La lectura de Anne Mellor se relaciona con este carácter mítico de la creación y se inscribe dentro de las más clásicas de la obra en el sentido de una crítica ética de la ciencia. En Mothering Monsters: Mary Shelley’s Frankenstein, Mellor analiza la figura del científico como representante de la matriz patriarcal, deudor de una genealogía científica constituida por otros hombres que buscaron el dominio (contrario a la descripción) de la Naturaleza. La intervención misógina por excelencia es, entonces, el reemplazo de la gestación orgánica de la madre (o Madre) por la labor técnica del varón. Victor Frankenstein, argumenta Mellor, no puede amar a su criatura por más inocencia que tenga al cobrar vida, porque no es una madre: la propia naturaleza termina por enfermarlo como castigo de su “crimen contra natura”. Pero, además, decide destruir a la criatura femenina que luego ensambla -y que sólo existirá en el cine gracias a James Whale- por miedo a su sexualidad: posiblemente independiente (“ella también podía rechazarlo asqueada, en favor de la belleza superior del hombre”, se lee  en la novela) y siempre reproductiva (“uno de los primeros resultados de esa simpatía que el demonio tanto ansiaba, serían los niños, y una raza de diablos se propagaría por la tierra”). El poder de la mujer es su propia anatomía y a eso le teme, y contra eso interviene, el científico.

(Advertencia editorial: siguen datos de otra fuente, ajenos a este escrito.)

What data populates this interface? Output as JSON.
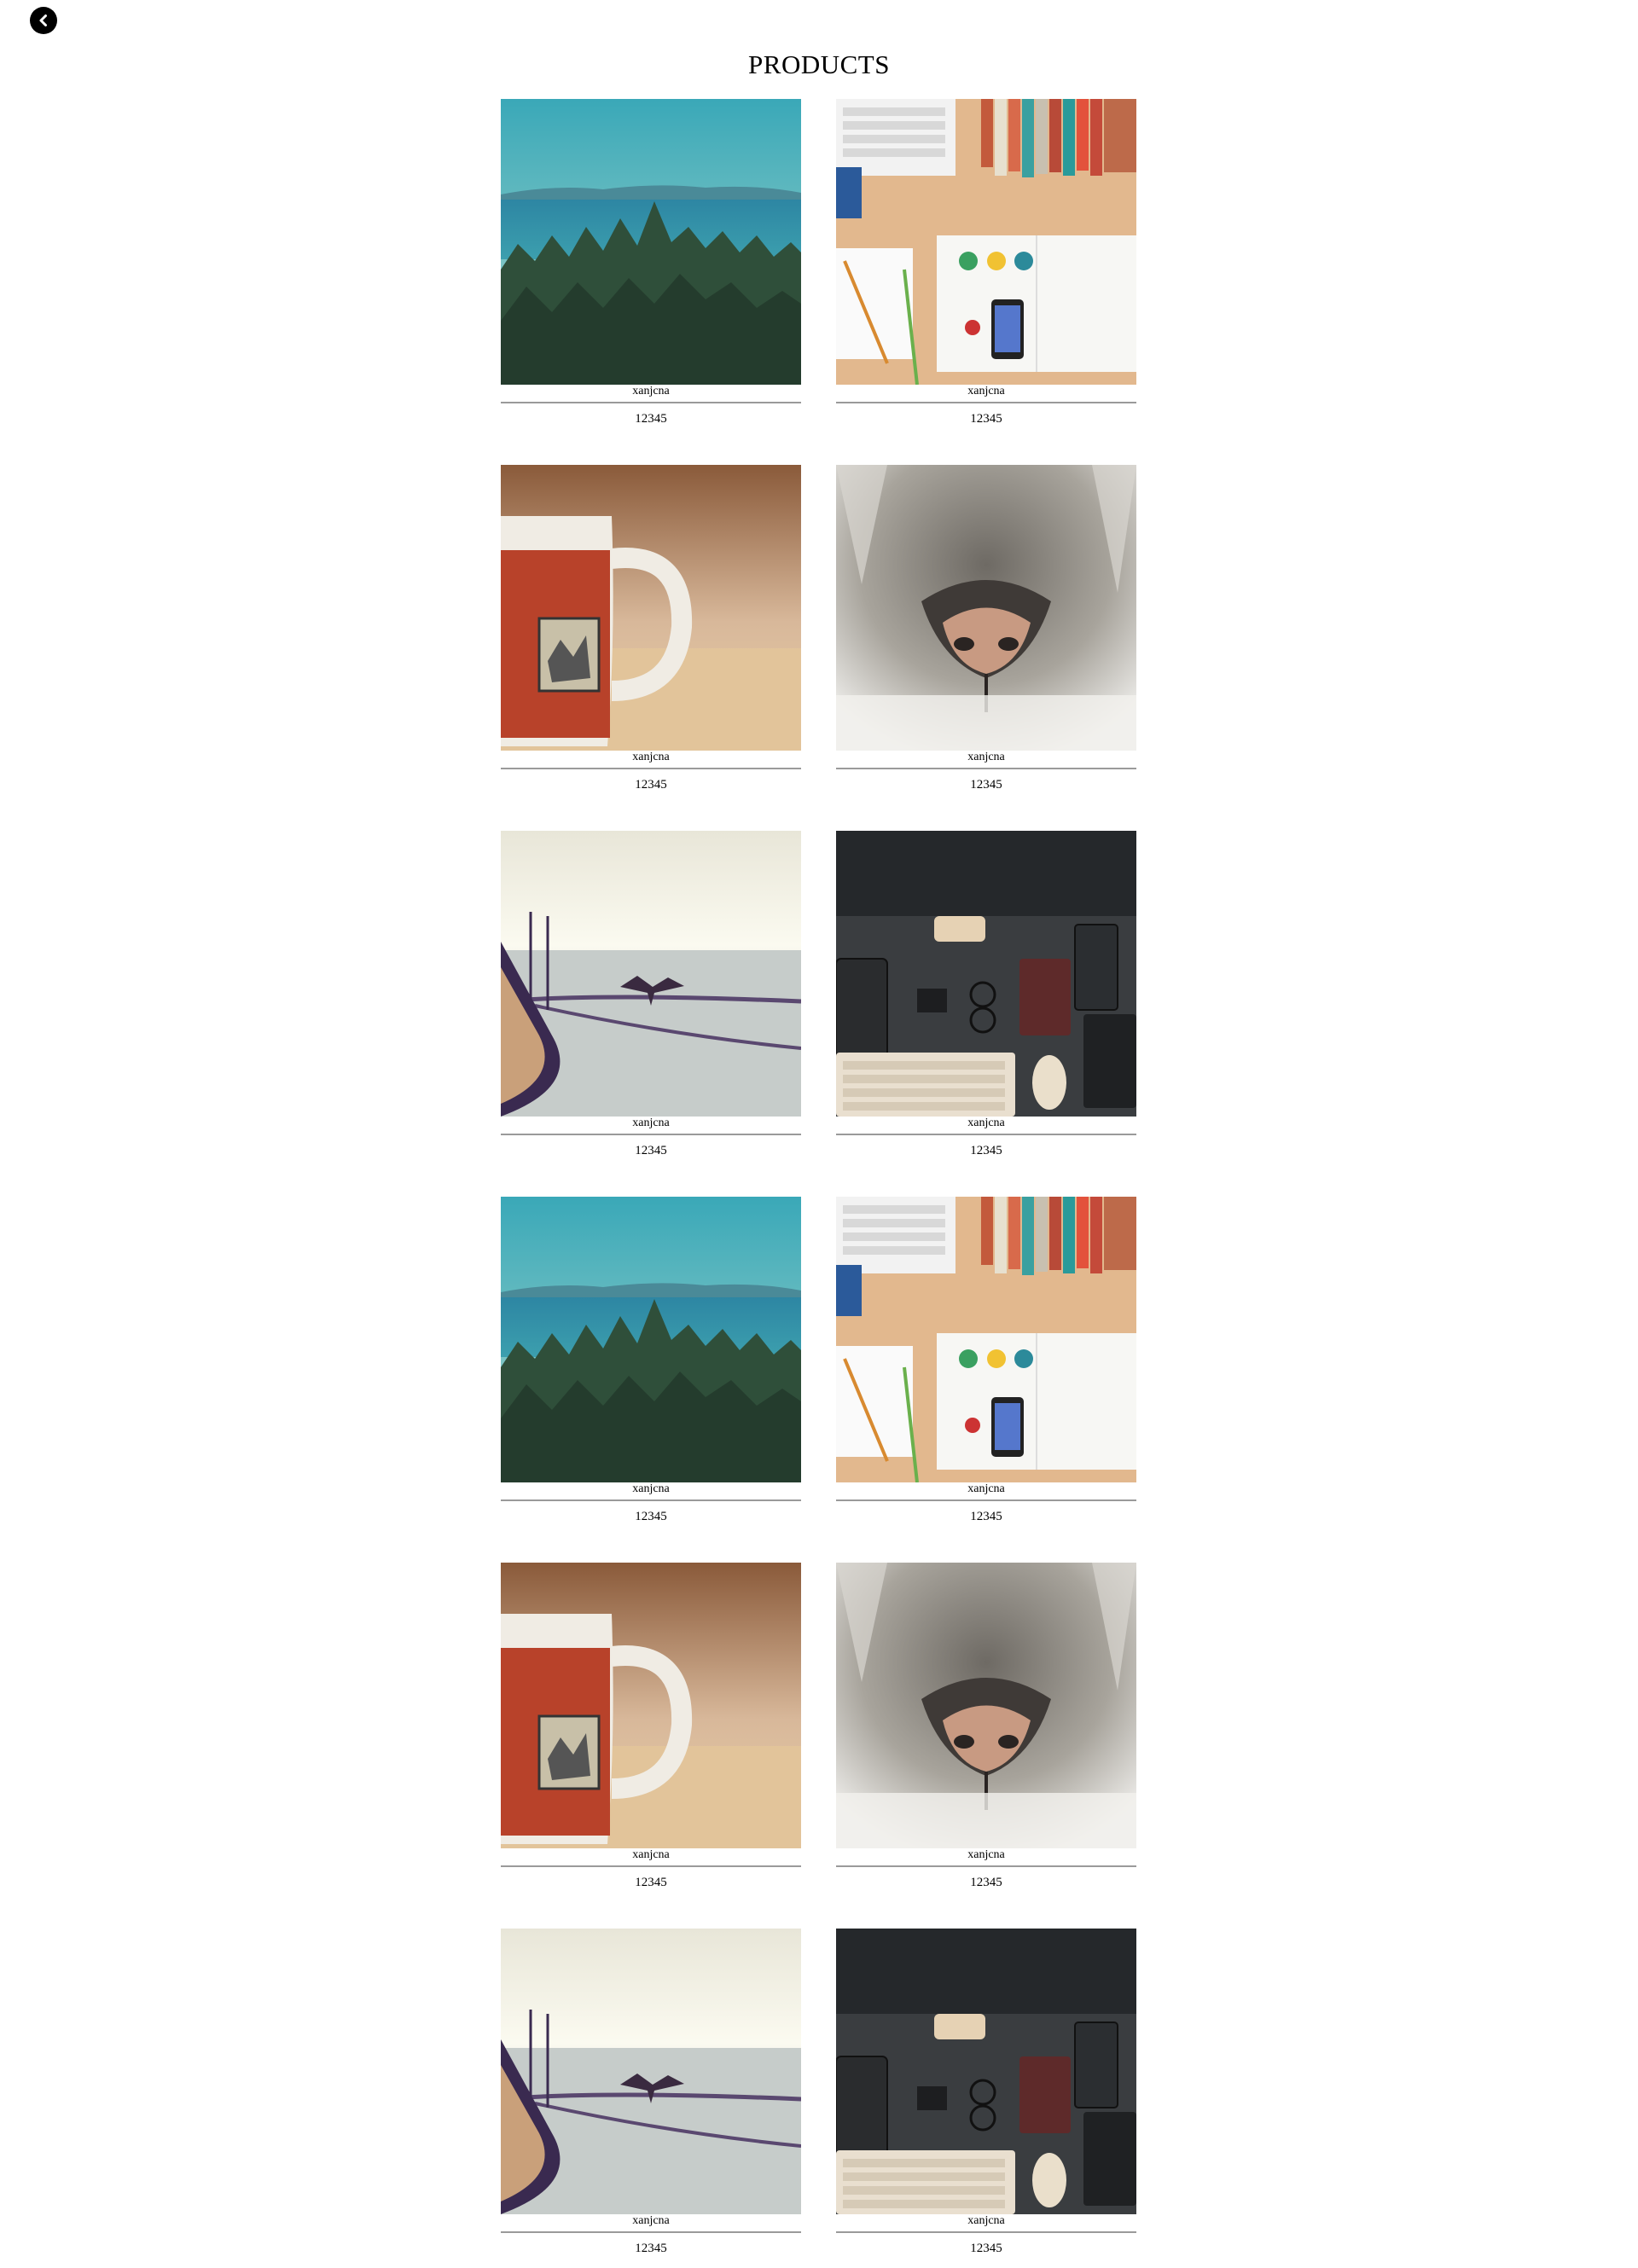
{
  "header": {
    "back_icon": "chevron-left-circle-icon",
    "title": "PRODUCTS"
  },
  "products": [
    {
      "name": "xanjcna",
      "price": "12345",
      "image": "forest-lake-photo"
    },
    {
      "name": "xanjcna",
      "price": "12345",
      "image": "desk-flatlay-photo"
    },
    {
      "name": "xanjcna",
      "price": "12345",
      "image": "coffee-mug-photo"
    },
    {
      "name": "xanjcna",
      "price": "12345",
      "image": "cat-nose-photo"
    },
    {
      "name": "xanjcna",
      "price": "12345",
      "image": "bird-boat-photo"
    },
    {
      "name": "xanjcna",
      "price": "12345",
      "image": "dark-desk-photo"
    },
    {
      "name": "xanjcna",
      "price": "12345",
      "image": "forest-lake-photo"
    },
    {
      "name": "xanjcna",
      "price": "12345",
      "image": "desk-flatlay-photo"
    },
    {
      "name": "xanjcna",
      "price": "12345",
      "image": "coffee-mug-photo"
    },
    {
      "name": "xanjcna",
      "price": "12345",
      "image": "cat-nose-photo"
    },
    {
      "name": "xanjcna",
      "price": "12345",
      "image": "bird-boat-photo"
    },
    {
      "name": "xanjcna",
      "price": "12345",
      "image": "dark-desk-photo"
    }
  ]
}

Esta lectura, si bien atinada, encuentra sus limitaciones en la propia concepción de naturaleza y organicidad que propone o que, dice, extrae de la propia Shelley. Más precisa es la segunda crítica que aparece en The Madwoman in the Attic, “The monstrous Eve”, centrada en la reescritura de Paradise Lost que elabora Frankenstein. La criatura del Doctor Frankenstein aprende a leer con el libro de John Milton y de forma intuitiva busca la identificación con sus personajes (masculinos): Adán, Dios, Satán. Por un lado, la consecuencia de la lectura es llamativa; se lee para conocer el mundo y para hallar un espejo. Pero además, en el libro como espejo se halla la exhibición del procedimiento propio de la novela, cuyos personajes recrean, ellos mismos, el relato de Milton. El así llamado Monstruo no se reconoce en los personajes masculinos que lee, por la sencilla razón de que su historia es la historia de Eva: el verdadero subtexto a su propia narración, el “conocimiento único de lo que significa nacer sin historia, que Milton atribuye a Eva pues es a Adán a quien Dios y los ángeles proveen de visión sobre su pasado y futuro; su orfandad; su falta de nombre; su deformidad; todas estas cosas lo unen con Eva y con el doble de Eva, el Pecado.”

Eva muerde la manzana y es expulsada a una vida errante porque su cuerpo no se hizo a la imagen de Dios sino que es su versión deforme, obscena y sin moral. La criatura le devuelve a su creador el reflejo grotesco de su propia naturaleza feminizada como paradigma de la alienación de la mujer en un mundo patriarcal; en este sentido, resulta por lo menos curioso que el monstruo sin nombre haya paulatinamente tomado, en la cultura popular, el de su creador. Gubar retoma, entonces, el mito de la Madre y la parábola de la Caverna, y señala que la criatura-Eva plantea, precisamente, eso: “el individuo sin historia, sin linaje, no es otro que la mujer y su propia monstruosidad no es sino el reflejo de un aparato social excluyente.”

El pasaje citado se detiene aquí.